Clean Vehicle Regulations
The executive order also calls for the termination of state emissions waivers that function to limit sales of gasoline-powered automobiles. This refers to the Clean Air Act waiver that allows California to set stricter emission standards and allows other states to adopt California’s standards, known as Advanced Clean Cars II and Advanced Clean Trucks. About a quarter of the U.S. auto market is impacted by these higher standards. These regulations seek to improve air quality and reduce negative health and climate impacts of transportation by accelerating EV adoption.
Legal challenges to the Clean Air Act waiver are not new. In December, the U.S. Supreme Court (including three Trump nominees) declined to review the D.C. Circuit Court’s decision earlier in the year to uphold the EPA’s decision to grant the Clean Air Act waiver to California. This executive order may result in additional lawsuits, but again, isn’t something that can be unilaterally reversed through an executive order.

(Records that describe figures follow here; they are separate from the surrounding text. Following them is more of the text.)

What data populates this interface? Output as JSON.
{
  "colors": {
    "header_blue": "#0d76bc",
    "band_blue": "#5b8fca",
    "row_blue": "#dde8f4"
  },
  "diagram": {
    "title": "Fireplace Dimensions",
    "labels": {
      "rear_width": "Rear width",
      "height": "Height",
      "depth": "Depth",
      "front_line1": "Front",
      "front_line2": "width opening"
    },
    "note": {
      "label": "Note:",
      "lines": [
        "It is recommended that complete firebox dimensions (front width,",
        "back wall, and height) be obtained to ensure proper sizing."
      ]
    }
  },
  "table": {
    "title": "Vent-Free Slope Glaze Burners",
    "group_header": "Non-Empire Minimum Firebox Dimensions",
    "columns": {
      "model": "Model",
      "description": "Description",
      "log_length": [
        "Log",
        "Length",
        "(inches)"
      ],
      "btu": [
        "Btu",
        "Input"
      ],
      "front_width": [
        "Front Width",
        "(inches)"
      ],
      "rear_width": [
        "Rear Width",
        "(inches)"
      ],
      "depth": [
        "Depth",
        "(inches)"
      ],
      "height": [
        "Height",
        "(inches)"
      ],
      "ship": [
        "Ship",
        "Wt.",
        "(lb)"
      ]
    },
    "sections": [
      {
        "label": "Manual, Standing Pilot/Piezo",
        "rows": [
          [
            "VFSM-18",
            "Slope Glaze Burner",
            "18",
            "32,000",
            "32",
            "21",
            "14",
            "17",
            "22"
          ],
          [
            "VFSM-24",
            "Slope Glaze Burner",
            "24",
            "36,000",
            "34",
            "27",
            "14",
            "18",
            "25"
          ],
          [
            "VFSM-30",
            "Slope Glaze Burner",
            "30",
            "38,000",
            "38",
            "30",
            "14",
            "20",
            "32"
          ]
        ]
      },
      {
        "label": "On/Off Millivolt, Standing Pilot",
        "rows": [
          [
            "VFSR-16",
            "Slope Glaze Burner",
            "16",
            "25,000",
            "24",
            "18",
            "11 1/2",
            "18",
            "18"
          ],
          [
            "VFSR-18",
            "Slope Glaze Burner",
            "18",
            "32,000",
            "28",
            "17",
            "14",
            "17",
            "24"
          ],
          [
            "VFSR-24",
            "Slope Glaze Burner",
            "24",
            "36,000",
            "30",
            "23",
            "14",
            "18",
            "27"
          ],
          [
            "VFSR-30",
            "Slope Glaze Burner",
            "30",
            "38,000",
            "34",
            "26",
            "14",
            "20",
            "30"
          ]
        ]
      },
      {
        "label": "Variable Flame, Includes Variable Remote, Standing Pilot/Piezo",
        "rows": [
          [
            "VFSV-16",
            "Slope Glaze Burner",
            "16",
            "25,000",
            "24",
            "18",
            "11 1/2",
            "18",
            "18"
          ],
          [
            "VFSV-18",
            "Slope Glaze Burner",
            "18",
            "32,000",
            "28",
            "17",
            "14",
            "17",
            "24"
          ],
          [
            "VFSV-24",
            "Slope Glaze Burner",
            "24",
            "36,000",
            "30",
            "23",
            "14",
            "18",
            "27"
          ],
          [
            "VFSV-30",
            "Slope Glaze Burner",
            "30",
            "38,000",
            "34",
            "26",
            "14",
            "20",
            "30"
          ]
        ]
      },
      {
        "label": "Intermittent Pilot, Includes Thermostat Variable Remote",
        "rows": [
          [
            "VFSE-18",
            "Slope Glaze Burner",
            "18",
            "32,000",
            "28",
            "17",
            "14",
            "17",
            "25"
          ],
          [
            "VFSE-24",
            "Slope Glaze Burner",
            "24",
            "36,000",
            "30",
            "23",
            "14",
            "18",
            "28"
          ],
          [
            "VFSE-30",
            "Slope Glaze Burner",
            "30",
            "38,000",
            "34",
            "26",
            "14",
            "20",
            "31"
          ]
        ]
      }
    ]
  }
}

What does this mean for drivers and consumers?
Expect ongoing lawsuits and chaos. But the last Trump administration tried to reverse clean vehicle standards in his last term and was tied up in court until Biden took office. Also, the automakers are the only legitimate plaintiffs in this lawsuit and they understand that EVs are critical to their futures. To be globally competitive, they need to develop EV technology and manufacture EVs. Plus, they have already invested billions in developing and producing EVs for the U.S. and foreign markets.
Key Takeaways
Executive orders often define an administration’s agenda, but they have limited power. In spite of the anti-EV focus of the executive orders around energy and a 90-day review, many of the provisions of the IRA and BIL are set in laws passed by Congress and would require the passage of new laws to unravel. We will keep an eye on Congress since they have messaged that they intend to target EV funding.
We are thinking about our friends and loved ones in Los Angeles impacted by the fires. Reducing fossil fuel use in transportation will prevent climate disasters like the fires in L.A. This is why we continue to work to eliminate fossil fuels in transportation.